If you already clicked or paid

If you tapped a link and entered payment information, contact your bank or credit card company immediately to dispute the charge and request a new card number. Change passwords on any accounts that share the same credentials you may have entered on the fake site.

If you provided your Social Security number or other sensitive personal data, place a fraud alert or credit freeze through the three major credit bureaus (Equifax, Experian, and TransUnion) and monitor your credit reports for unfamiliar activity. You can also file an identity-theft report at IdentityTheft.gov, which generates a personalized recovery plan with specific next steps.

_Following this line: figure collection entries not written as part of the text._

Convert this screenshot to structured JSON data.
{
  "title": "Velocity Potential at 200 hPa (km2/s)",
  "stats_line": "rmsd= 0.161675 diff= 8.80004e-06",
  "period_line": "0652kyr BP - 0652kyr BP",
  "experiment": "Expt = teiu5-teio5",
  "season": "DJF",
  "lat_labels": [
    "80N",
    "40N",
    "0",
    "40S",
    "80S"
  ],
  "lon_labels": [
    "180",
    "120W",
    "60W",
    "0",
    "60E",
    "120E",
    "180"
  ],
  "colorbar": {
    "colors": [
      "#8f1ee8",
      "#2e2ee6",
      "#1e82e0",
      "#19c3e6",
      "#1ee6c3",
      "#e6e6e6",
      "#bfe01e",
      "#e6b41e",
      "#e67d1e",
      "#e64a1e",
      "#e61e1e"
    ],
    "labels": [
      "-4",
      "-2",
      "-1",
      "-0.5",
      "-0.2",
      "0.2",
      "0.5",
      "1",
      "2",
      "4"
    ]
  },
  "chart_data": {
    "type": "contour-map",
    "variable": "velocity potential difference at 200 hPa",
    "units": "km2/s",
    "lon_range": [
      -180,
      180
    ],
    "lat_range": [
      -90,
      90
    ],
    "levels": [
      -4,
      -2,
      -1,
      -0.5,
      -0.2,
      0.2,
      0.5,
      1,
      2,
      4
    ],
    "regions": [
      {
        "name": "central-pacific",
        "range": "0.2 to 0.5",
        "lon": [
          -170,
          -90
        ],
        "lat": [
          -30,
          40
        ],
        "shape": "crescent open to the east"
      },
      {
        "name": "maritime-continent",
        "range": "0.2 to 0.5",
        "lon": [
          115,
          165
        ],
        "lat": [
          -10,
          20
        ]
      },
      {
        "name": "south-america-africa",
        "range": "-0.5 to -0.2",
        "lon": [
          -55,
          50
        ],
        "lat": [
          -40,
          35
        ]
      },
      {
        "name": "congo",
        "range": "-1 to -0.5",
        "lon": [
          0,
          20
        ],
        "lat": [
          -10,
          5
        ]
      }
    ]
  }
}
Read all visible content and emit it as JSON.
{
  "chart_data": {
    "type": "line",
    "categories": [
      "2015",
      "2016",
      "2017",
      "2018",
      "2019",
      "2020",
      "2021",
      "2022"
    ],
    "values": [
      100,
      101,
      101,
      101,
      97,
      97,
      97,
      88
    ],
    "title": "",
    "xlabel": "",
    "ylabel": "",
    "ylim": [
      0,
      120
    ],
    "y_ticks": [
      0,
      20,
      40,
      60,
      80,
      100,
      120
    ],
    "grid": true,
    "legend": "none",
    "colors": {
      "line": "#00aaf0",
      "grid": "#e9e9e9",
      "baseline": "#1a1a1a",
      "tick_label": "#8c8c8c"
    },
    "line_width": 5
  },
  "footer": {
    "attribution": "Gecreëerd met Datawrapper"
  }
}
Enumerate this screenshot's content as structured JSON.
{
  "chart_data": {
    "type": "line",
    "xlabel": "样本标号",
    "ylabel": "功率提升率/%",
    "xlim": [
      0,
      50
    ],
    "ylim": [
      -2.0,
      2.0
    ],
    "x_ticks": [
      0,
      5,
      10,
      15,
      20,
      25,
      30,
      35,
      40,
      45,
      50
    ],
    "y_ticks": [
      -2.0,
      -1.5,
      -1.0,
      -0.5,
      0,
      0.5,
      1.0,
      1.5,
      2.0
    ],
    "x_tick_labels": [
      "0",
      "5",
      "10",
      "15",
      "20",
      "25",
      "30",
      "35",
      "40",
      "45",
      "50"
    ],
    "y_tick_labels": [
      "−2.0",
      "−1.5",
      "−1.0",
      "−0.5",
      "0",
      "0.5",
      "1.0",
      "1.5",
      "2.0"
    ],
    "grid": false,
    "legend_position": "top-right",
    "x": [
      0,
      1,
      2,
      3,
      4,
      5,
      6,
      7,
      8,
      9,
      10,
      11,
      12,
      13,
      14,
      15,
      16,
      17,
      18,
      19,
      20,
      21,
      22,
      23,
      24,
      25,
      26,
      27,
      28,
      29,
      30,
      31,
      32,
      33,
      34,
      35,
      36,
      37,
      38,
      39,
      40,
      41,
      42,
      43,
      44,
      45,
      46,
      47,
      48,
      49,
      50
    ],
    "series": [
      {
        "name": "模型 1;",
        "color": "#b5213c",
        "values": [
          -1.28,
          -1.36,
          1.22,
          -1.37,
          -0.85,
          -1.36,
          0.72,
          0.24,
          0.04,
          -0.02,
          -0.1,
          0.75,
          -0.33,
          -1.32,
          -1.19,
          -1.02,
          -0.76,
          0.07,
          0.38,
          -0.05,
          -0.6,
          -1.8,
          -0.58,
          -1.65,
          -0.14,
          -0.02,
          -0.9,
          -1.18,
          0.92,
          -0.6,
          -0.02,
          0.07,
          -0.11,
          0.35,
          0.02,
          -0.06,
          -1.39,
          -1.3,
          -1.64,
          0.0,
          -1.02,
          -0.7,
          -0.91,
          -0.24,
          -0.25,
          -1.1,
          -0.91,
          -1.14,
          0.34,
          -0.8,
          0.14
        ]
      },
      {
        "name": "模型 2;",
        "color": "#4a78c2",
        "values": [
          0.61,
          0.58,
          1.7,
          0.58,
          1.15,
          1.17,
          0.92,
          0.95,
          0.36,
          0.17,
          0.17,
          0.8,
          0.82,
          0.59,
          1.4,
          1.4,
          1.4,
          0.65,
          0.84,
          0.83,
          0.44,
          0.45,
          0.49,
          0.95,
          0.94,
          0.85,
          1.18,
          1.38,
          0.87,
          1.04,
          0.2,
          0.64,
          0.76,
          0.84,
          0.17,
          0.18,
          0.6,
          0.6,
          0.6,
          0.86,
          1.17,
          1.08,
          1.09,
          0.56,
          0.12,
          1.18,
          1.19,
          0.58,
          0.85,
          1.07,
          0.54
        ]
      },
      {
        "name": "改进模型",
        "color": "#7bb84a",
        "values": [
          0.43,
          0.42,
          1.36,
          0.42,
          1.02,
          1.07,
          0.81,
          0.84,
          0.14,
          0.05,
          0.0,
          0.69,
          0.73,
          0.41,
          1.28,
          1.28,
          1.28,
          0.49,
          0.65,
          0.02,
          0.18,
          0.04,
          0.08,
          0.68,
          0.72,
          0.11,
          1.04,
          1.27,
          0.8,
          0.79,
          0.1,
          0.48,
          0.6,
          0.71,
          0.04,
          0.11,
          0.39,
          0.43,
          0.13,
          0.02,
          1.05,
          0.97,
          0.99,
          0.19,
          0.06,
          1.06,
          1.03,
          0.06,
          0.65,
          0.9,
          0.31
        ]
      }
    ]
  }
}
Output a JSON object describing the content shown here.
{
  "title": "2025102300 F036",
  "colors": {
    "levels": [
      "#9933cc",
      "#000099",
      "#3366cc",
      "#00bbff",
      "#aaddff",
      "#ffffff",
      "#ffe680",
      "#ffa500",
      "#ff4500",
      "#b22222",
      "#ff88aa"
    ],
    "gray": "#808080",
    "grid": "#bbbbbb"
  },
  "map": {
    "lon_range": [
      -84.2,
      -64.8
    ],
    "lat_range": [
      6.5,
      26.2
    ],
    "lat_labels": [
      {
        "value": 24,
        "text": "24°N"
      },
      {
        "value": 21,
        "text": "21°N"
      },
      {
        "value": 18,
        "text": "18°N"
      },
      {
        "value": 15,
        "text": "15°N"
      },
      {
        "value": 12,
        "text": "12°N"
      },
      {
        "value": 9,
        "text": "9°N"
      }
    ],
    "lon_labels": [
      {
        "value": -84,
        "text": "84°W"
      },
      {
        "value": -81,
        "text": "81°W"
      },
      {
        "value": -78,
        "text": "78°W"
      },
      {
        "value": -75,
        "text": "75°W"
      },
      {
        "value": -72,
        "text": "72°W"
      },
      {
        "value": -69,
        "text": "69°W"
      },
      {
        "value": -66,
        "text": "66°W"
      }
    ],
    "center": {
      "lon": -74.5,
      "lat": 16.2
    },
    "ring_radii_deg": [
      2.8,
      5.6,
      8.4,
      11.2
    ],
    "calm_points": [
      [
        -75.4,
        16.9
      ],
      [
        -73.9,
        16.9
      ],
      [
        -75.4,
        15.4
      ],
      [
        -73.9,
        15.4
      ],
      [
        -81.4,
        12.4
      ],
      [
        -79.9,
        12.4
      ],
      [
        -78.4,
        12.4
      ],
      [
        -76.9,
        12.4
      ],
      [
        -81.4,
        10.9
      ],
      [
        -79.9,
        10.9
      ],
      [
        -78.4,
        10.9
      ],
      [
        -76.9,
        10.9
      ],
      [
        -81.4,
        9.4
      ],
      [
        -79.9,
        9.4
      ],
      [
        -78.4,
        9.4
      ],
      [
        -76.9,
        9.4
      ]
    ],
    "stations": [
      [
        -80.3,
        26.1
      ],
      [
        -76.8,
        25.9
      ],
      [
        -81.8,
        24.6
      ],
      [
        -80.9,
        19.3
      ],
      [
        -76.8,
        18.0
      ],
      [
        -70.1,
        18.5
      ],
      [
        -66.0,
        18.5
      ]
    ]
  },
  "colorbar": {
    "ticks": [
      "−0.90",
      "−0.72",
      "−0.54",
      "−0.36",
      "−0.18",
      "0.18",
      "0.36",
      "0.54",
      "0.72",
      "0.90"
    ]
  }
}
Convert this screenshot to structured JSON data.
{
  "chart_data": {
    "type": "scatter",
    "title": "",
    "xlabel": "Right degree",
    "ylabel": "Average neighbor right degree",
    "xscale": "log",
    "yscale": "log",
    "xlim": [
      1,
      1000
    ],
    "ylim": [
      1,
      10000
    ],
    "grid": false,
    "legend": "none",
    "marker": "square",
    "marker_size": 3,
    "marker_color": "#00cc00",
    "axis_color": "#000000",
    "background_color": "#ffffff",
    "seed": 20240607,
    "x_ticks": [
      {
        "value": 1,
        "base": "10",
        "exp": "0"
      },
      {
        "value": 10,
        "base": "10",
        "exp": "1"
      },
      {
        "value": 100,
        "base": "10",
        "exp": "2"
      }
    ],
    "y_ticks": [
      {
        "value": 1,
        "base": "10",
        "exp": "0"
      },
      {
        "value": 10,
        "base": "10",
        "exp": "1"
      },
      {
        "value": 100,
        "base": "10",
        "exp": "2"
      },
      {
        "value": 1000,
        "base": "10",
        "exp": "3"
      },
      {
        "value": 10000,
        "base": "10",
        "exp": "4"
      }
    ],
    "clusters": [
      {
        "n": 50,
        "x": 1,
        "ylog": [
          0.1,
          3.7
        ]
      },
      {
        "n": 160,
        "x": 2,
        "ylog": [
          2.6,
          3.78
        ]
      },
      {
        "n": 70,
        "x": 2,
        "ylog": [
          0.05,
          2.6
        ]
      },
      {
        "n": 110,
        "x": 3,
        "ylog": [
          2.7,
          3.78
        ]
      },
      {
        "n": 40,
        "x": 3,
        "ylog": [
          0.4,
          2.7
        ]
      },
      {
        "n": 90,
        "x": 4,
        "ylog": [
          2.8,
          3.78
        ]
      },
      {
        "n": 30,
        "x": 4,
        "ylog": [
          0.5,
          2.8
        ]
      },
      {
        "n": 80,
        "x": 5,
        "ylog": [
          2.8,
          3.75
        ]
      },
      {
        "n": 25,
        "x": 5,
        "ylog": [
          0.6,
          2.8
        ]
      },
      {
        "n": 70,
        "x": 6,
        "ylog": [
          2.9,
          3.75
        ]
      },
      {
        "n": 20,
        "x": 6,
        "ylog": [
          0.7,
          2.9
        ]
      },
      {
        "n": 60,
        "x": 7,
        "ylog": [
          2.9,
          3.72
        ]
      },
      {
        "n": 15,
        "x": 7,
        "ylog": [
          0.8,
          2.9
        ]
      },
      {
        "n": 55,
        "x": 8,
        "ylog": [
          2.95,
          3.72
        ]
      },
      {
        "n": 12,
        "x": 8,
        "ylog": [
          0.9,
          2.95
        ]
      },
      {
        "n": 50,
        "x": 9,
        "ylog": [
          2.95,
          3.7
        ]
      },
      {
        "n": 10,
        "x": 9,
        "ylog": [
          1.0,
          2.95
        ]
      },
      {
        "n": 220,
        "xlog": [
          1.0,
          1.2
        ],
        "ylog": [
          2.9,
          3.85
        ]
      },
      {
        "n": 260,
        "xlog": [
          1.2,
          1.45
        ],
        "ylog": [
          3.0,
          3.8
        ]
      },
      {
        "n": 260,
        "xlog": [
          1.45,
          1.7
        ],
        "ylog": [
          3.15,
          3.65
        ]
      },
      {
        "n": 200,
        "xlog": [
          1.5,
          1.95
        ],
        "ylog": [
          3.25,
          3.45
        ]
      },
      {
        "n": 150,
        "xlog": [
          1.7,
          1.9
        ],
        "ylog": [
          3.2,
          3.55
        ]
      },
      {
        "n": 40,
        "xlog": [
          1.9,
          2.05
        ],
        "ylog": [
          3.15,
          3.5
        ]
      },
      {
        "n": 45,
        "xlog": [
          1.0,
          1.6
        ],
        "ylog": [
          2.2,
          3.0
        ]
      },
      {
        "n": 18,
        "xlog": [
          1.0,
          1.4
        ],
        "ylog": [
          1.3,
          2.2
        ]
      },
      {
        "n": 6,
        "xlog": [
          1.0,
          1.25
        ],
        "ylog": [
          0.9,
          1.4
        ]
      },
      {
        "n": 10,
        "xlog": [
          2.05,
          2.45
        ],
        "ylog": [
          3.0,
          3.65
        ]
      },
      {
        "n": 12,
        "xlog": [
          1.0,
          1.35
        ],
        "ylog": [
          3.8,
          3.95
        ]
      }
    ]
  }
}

Why this particular scam keeps working

Scammers will keep swapping in different court names, different seals, and different violation types. The details change; the mechanics do not. Every version of this fraud relies on the same bet: that the fear of a missed court date will override your instinct to slow down and verify.

That bet pays off more often than it should, because most people have no idea how courts actually contact them. Now you do. A real summons arrives on paper, through the mail, from a real court. A text message demanding that you pay a fine or appear at a hearing is not from a judge. It is from someone who wants your credit card number. Verify directly with the court, forward the text to 7726, report it, and delete it.